Starting point is 00:18:13 I think what's interesting, too, to go back to the earlier conversation around the vantage point you have on open source and you mentioned how the community is getting driven and how recently the Slack was formed and there's community being formed. What do you, what do you see as community drivers for, for you in the Philippines? Do you feel like, you know, in the United States or in Europe or different areas, you feel like they're, they're more advanced or where do you see the Philippines and your local area you know in terms of like developer community okay so whenever i go to meetups in other countries one thing i would
Starting point is 00:18:52 really notice that is different from here and over there is just it's something about culture as well of people being in a room with other strangers. And there are some cultures that welcome this kind of setup very openly. You would go to meetups in other countries and they would be more like parties. They would be very social gatherings. And this is wonderful. The thing about our culture here in the Philippines is a lot of people are pretty shy a lot of people aren't really that outgoing so as a result sometimes we don't get a lot of people attending meetups or when they attend meetups it's it's just a different kind of vibe than it would be in other places and one thing I think is great is,
Starting point is 00:19:45 you know, now that we have online communities, we're starting to get people out there connecting to more people, not just offline, but also online. So I think that's great because it really goes well with our culture of, you know, being reserved people. And I remember a couple of years ago,
Starting point is 00:20:08 there would be a lot of great talent. There would be people who are really great at what they do, but you just never really hear about them because you never go out. They never really put themselves out there. And now that we have more avenues to express ourselves, we got Facebook, we got Twitter, and I think it's just really
Starting point is 00:20:26 fostering this really good sense of community. Do you find that you have more, I don't know, you're less shy, more outgoing, more confident online than in real life? Like, does the community reflect you in that way? Or do you feel like you're somewhat different from your surroundings in that regard? I don't really know. There would be times that I would feel a little more seclusive. There would be times I would feel pretty outgoing. So just like any other person, I probably have different moods and swings.
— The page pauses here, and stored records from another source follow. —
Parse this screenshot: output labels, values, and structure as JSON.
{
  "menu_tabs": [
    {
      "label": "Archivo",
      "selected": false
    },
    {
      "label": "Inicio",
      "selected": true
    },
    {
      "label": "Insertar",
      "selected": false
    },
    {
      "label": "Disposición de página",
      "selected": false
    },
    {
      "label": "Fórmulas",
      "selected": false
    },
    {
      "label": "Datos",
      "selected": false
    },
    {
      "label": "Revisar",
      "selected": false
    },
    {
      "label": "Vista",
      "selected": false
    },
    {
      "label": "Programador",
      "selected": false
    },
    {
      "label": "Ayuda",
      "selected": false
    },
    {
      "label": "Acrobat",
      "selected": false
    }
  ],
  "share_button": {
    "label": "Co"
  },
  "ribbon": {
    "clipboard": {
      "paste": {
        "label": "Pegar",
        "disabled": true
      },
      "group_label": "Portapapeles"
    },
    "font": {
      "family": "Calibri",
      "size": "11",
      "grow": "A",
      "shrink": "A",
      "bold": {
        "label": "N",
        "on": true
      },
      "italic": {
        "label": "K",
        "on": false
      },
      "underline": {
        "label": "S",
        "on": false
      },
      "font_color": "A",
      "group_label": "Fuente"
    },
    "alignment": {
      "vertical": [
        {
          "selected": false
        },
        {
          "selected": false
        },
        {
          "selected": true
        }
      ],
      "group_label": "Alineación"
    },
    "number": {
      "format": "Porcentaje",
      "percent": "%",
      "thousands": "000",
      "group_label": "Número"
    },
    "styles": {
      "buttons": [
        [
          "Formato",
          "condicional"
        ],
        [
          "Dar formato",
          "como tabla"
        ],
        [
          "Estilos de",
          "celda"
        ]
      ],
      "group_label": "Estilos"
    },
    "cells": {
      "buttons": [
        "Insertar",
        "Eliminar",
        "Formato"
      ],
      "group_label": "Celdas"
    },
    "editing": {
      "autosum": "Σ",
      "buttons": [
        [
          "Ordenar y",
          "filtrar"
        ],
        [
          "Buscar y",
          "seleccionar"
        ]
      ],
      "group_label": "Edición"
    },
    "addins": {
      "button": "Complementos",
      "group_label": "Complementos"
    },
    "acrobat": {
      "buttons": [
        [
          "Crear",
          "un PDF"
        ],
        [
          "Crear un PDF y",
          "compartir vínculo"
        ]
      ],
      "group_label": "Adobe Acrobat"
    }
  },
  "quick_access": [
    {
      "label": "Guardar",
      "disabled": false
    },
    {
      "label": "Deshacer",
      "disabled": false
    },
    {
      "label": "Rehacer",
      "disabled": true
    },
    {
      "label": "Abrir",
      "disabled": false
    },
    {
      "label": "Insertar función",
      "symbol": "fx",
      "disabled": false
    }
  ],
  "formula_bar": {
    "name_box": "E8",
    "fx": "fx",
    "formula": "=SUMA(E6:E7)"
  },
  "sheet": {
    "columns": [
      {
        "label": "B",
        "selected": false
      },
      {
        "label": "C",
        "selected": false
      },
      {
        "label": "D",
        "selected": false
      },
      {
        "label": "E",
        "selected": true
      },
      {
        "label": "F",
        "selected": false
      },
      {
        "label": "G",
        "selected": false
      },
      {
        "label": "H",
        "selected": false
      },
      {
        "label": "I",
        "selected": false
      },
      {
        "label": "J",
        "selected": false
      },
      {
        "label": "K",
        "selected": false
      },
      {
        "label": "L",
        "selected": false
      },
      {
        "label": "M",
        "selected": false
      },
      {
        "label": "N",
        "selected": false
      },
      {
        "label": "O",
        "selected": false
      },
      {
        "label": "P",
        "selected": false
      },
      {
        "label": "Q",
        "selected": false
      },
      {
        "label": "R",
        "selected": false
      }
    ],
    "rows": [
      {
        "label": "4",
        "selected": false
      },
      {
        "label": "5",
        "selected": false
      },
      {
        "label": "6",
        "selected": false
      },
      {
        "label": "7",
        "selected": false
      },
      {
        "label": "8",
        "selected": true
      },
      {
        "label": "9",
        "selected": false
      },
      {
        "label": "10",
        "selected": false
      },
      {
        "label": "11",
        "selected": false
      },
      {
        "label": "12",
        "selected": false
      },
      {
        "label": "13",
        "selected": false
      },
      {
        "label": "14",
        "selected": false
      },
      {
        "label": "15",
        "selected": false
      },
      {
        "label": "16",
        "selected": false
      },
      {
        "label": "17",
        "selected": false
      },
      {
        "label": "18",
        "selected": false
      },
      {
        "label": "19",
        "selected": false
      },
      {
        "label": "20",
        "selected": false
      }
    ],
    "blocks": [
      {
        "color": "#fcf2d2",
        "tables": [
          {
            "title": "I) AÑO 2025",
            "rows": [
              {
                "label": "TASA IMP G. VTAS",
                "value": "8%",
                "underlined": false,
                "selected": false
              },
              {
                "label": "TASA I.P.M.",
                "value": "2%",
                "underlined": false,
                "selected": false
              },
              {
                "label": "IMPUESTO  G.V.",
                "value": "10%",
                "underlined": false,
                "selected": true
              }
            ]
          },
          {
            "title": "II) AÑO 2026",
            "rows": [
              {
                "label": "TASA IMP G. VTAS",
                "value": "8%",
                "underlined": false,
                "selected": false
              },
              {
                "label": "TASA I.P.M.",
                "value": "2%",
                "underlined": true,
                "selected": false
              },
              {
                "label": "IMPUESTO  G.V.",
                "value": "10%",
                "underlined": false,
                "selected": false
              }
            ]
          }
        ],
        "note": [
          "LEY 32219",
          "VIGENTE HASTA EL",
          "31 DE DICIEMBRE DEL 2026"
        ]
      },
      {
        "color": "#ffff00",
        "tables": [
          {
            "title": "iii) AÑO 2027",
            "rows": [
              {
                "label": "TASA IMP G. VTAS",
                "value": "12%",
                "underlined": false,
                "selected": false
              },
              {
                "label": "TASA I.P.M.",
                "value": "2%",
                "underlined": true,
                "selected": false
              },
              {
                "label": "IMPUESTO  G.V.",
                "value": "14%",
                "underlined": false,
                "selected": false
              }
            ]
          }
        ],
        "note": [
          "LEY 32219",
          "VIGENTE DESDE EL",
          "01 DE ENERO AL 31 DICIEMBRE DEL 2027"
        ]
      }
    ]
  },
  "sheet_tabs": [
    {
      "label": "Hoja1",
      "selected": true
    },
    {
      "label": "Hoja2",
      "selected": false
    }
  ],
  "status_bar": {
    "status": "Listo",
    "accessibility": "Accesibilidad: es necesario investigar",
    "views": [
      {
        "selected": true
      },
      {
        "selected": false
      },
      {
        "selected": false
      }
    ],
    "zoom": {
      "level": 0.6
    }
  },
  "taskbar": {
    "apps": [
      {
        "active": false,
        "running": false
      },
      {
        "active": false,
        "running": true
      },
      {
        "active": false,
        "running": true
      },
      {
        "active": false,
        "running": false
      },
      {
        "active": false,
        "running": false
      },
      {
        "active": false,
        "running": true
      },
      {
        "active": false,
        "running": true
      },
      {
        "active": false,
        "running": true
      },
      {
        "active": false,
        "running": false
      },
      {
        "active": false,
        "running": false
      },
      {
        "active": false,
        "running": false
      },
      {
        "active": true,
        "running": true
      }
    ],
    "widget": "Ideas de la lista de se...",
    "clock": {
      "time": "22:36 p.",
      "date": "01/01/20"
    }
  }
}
Starting point is 00:20:58 So I'm not sure I would be a good representation of everyone. One aspect that I, just looping back to the little bit of the sales side, which is a term that probably a lot of us don't love, like selling your open source projects or getting people interested, whatever you want to call it. You mentioned that you really came from a design perspective into software and open source. And that's very much reflected in all of your work.
Starting point is 00:21:27 I mean, if you go to defense.io and then your other project, rscss.io and the JavaScript one, which is very similar, they all have very thoughtful and just, I would say, aesthetically pleasing design. That seems to also play to the strengths of getting people interested in your work. Have you found that to be something that resonates with folks in terms of the amount of design effort you put into it? I can't really say definitively that it's a yes or no, but there are people who would say that it is.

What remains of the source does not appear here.